Как и многое другое, Цыбулевский знал это за собой и резонно оправдывался тем, что писать о природе – значит заведомо выходить за свои рамки, за контуры своей питательной среды:

О ЧЕМ-ТО ДРУГОМ
Поют листвы цветные витражи,
и глохнет пень, оплывший как огарок.
В лесу такие чертовы ангары,
такие вертолеты, виражи.
И листик –  жук, точнее, жук –  листок,
несет, несет его воздушный ток.
А облако, как из старинной пушки, –
пиши себе –  пасется на опушке.
Но разве не виновно ремесло,
что облака нас облагают данью,
и вдруг потянет виршеплетством, дрянью, –
и не заметил, как позанесло.
Ну что же, облако, пока, пока.
Шумит, шумит кустарник поределый.
А может быть, писать про облака
есть способ выйти за свои пределы.
Прямая речь. Речь не обиняком
про облако. О чем-то о другом (с. 10–11).

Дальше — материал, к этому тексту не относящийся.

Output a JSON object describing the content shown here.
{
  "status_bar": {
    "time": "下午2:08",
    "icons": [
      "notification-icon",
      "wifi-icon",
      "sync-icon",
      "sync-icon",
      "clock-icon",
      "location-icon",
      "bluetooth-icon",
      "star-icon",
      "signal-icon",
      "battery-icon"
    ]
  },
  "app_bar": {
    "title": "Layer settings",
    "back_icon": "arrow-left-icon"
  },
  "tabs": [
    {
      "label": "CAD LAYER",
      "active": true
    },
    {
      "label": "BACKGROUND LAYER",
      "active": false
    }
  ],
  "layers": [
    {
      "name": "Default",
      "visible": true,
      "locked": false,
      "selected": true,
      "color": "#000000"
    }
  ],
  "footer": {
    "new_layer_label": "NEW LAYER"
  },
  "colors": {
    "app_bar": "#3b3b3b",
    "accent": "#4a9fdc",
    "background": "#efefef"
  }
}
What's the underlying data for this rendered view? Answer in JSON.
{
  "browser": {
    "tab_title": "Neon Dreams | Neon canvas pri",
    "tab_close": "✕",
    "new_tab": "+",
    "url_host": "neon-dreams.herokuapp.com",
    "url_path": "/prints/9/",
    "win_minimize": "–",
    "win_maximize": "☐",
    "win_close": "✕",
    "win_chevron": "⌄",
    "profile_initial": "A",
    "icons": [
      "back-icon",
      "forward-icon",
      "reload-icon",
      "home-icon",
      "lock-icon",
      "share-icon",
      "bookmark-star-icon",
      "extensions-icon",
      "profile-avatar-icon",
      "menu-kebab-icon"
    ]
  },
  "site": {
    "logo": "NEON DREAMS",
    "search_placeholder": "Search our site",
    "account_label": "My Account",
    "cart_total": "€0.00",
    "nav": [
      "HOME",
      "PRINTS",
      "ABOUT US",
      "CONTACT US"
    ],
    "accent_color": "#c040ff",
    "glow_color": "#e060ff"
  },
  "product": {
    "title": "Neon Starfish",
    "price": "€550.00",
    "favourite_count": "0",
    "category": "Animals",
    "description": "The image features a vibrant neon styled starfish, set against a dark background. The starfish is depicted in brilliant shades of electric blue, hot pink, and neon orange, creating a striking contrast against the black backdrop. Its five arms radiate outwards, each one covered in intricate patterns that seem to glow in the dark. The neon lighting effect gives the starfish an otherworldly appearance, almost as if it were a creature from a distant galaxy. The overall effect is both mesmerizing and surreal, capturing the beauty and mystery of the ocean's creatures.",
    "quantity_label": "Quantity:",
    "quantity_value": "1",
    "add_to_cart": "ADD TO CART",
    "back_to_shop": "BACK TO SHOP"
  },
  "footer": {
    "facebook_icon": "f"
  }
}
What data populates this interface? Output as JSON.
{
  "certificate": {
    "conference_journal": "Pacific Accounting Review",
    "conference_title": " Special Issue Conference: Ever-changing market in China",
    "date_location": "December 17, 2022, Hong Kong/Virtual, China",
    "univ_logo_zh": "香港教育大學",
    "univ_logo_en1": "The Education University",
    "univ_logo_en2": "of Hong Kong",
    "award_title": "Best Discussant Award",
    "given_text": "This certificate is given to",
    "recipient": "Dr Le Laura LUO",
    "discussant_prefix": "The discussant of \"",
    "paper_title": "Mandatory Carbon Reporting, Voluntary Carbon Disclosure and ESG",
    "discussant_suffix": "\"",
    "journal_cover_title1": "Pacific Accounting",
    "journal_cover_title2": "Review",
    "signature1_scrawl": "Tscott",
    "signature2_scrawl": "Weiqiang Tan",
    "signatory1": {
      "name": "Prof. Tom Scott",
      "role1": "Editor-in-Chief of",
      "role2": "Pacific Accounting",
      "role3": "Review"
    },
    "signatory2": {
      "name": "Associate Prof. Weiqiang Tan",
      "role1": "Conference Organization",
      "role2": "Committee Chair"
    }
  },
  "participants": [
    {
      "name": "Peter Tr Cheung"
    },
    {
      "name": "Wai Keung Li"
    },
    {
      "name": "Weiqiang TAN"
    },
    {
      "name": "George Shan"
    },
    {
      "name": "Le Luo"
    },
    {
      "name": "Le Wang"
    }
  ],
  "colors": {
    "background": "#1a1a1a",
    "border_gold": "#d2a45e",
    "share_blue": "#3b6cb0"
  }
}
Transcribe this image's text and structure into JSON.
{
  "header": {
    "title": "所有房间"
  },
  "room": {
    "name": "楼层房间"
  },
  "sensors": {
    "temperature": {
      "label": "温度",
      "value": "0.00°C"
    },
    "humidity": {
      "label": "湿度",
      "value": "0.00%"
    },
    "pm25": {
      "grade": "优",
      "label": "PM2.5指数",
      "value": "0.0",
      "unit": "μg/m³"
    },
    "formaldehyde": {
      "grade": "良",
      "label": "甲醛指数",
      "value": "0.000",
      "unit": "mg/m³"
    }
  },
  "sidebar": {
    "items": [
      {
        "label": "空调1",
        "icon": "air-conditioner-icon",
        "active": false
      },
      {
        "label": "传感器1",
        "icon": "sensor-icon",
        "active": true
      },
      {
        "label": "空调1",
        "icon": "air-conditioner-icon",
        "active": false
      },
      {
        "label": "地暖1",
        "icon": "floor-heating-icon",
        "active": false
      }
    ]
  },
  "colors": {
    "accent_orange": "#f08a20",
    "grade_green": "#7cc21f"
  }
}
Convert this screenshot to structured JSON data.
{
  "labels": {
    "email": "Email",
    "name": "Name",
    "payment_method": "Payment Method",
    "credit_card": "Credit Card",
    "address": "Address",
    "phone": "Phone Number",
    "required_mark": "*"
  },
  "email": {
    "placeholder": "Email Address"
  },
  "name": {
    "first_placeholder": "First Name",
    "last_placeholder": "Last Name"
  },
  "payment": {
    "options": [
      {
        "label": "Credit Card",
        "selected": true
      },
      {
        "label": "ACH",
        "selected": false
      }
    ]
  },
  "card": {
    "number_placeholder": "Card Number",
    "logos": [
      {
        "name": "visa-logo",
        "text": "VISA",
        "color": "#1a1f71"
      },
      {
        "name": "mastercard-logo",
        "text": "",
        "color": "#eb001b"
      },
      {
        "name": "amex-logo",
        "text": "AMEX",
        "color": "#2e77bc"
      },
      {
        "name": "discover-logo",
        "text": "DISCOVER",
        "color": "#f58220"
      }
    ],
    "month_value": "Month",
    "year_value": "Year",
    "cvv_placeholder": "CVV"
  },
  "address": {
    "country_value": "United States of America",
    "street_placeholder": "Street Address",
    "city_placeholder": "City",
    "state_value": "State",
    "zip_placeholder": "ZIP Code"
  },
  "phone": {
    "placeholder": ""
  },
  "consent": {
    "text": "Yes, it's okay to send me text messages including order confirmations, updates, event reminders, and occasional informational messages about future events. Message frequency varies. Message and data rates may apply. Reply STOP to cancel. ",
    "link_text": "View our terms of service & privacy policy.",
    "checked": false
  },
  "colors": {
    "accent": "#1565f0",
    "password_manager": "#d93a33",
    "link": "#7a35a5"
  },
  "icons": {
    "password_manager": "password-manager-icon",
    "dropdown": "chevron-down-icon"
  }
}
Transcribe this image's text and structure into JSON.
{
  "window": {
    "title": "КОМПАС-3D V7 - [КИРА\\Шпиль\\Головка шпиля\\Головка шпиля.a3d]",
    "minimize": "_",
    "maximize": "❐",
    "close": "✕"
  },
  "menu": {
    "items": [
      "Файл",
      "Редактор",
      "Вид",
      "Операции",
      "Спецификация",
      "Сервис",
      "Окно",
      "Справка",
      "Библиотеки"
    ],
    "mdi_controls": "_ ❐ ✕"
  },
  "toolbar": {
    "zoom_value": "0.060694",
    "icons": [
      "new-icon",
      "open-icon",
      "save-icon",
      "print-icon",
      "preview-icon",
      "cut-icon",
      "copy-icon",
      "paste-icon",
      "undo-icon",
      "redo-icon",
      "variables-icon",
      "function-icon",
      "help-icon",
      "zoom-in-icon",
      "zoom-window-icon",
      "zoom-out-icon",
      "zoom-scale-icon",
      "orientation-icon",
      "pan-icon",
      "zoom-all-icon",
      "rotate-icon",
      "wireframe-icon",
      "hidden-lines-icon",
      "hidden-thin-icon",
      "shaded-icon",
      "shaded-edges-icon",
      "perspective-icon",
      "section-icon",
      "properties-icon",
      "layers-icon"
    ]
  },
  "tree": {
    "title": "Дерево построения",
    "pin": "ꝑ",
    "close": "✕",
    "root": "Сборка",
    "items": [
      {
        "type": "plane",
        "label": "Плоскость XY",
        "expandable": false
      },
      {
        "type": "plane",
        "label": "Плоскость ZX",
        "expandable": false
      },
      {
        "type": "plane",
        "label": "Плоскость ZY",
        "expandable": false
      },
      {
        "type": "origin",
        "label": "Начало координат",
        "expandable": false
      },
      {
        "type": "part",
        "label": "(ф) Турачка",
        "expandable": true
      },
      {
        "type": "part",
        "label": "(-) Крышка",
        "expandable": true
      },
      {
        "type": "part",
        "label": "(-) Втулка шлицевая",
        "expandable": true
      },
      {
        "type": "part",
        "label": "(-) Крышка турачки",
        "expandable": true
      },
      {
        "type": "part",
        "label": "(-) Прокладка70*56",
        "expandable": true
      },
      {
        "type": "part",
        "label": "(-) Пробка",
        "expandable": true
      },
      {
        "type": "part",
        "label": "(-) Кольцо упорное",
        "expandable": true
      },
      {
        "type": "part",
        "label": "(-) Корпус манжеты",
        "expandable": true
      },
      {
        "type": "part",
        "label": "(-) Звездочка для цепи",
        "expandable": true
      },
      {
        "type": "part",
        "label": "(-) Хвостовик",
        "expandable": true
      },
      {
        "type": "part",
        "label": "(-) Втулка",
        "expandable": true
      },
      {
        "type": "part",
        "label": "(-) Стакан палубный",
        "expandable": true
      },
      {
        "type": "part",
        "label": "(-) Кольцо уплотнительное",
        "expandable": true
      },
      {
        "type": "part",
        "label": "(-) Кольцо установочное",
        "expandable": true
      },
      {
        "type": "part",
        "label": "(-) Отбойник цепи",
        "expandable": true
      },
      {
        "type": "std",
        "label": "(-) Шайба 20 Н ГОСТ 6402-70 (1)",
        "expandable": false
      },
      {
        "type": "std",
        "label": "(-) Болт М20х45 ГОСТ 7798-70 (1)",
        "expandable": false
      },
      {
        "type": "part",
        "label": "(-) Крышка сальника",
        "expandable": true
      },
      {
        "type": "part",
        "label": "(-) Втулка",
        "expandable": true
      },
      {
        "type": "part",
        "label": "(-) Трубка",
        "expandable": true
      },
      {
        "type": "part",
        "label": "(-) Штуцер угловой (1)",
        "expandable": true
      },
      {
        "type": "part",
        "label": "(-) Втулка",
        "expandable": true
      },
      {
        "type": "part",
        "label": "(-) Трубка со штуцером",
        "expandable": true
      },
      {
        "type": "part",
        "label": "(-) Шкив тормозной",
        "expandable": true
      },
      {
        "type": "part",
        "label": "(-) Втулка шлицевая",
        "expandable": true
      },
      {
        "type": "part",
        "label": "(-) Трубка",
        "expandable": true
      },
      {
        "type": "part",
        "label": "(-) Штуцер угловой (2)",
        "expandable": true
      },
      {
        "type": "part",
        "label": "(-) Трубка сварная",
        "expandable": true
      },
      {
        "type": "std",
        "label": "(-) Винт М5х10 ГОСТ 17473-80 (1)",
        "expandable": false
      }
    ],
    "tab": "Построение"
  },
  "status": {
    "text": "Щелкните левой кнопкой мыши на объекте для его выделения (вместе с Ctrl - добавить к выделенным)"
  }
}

Биография поэта, видимо, была такова, что природа не явилась ее жизненным, определяющим фактором или фоном, не говоря уж о средстве или цели бытия. Потому натуралистические познания Цыбулевского скудны, поверхностны, преходящи, и даже исключительная поэтическая зоркость Цыбулевского здесь не всесильна. Отсюда ощущение того, что природная тема для него – заминированное поле, очаг потенциальных ошибок, осечек и всевозможных недоразумений, область неуверенности в себе, даже беспомощности как поэта («и не заметил, как позанесло»).

Отрываться от родной – неприродной – почвы рискованно[98], а природа для Цыбулевского – чужая:

И в разгар упоения природой – давнее к ней равнодушие – бессмысленное, не говорящее сердцу зрелище ее, вдруг делающееся привычным… («Ложки», с. 193).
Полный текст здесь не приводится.